Weder in der Beschwerdebegründung noch in der Gegenvorstellung hat sich der Kläger mit der Rechtsprechung auseinandergesetzt, die eine Verweisung in einen konkreten Umschulungsberuf auch dann für zulässig hält, wenn der Umschulungsberuf noch nicht ausgeübt worden ist. Insbesondere hätte der Kläger auf die Rechtsprechung des Bundessozialgerichts (BSG) eingehen müssen, wonach zum Erfolg einer Umschulung nicht gehört, dass der Versicherte eine entsprechende Tätigkeit aufnimmt, und der Abschluss einer Umschulung nicht von der Erlangung eines Arbeitsplatzes im Umschulungsberuf abhängt (vgl BSG SozR 2200 § 1246 Nr 25, 32, 35; s auch DRV 2002, 81, 170 und DRV 1993, 493, 558; Niesel in Kasseler Komm, Ablegeordner, § 43 SGB VI ≪aF≫, RdNr 124, 125 und derselbe, § 240 SGB VI, RdNr 118, 119; Kamprad in Hauck/Noftz, SGB VI, Kommentierung zu § 43 aF ≪Rente wegen Berufsunfähigkeit≫ RdNr 51; Jörg in Kreikebohm, SGB VI ≪1997≫, § 43 RdNr 69). Ob für den Umschulungsberuf ausreichend Arbeitsplätze auf dem Arbeitsmarkt vorhanden sind, berührt somit – wie im Beschluss vom 8. Mai 2003 ausgeführt – die Rechtsfrage, inwieweit eine Verweisung in den Umschulungsberuf auch dann zumutbar ist, wenn die Vermittlungschance in diesem Beruf schlecht oder bei derzeitiger Arbeitsmarktlage nahezu aussichtslos ist. Der Kläger hätte sich daher auch unter Beachtung der von ihm in der Gegenvorstellung formulierten Rechtsfrage mit der Rechtsprechung des BSG zur Verschlossenheit bzw Nicht-Vorschlossenheit des Arbeitsmarkts bei in Vollschicht möglichen zumutbaren Verweisungstätigkeiten auseinandersetzen müssen (vgl hierzu BSG SozR 3-2200 § 1246 Nr 35).

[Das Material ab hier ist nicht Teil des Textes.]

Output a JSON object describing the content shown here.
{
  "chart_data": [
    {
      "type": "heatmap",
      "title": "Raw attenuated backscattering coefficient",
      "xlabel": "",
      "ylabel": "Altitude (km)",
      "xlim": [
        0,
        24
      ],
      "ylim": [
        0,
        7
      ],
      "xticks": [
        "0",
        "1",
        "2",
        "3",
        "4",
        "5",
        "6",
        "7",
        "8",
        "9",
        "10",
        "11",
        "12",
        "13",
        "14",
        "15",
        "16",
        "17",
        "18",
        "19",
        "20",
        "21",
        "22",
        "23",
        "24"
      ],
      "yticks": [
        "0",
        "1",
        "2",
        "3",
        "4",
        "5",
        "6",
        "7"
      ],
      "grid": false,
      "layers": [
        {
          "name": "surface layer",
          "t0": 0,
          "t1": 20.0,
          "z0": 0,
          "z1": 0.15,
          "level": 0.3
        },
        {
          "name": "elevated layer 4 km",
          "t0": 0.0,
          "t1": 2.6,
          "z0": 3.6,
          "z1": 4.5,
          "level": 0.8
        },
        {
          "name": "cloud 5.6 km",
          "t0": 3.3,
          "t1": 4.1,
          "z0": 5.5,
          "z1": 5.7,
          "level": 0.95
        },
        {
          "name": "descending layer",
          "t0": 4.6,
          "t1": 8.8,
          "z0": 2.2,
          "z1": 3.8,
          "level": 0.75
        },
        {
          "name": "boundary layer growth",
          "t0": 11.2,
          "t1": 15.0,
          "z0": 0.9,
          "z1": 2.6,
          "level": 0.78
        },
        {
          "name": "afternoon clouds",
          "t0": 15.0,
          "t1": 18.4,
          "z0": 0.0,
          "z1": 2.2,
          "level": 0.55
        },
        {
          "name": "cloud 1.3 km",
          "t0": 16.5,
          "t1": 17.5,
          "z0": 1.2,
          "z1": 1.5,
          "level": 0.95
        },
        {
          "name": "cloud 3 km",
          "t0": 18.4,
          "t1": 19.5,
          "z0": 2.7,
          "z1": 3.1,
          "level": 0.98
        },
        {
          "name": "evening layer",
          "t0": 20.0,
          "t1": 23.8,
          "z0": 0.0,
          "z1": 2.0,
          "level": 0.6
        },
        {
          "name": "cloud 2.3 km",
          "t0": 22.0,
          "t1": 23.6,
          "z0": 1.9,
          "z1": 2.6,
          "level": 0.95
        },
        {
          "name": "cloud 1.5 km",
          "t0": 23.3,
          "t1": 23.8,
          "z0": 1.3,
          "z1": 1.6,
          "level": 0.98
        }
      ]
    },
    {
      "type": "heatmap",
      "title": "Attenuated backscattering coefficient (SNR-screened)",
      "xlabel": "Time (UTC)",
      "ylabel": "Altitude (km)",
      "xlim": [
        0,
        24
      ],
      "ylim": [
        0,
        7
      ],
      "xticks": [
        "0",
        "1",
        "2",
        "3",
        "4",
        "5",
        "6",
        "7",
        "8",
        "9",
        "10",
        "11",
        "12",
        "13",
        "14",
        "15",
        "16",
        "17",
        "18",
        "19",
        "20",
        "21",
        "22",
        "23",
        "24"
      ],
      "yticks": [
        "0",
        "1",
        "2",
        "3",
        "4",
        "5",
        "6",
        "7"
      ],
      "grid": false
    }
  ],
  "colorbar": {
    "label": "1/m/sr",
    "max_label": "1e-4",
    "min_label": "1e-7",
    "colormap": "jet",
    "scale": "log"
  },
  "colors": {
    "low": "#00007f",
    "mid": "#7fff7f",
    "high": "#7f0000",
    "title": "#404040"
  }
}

Dieser Beschluss ergeht in entsprechender Anwendung des § 160a Abs 4 Satz 2 Halbsatz 2 iVm § 169 Satz 3 SGG ohne Zuziehung der ehrenamtlichen Richter.
Der Beschluss ist unanfechtbar.
Die Kostenentscheidung beruht auf entsprechender Anwendung des § 193 Abs 1 SGG.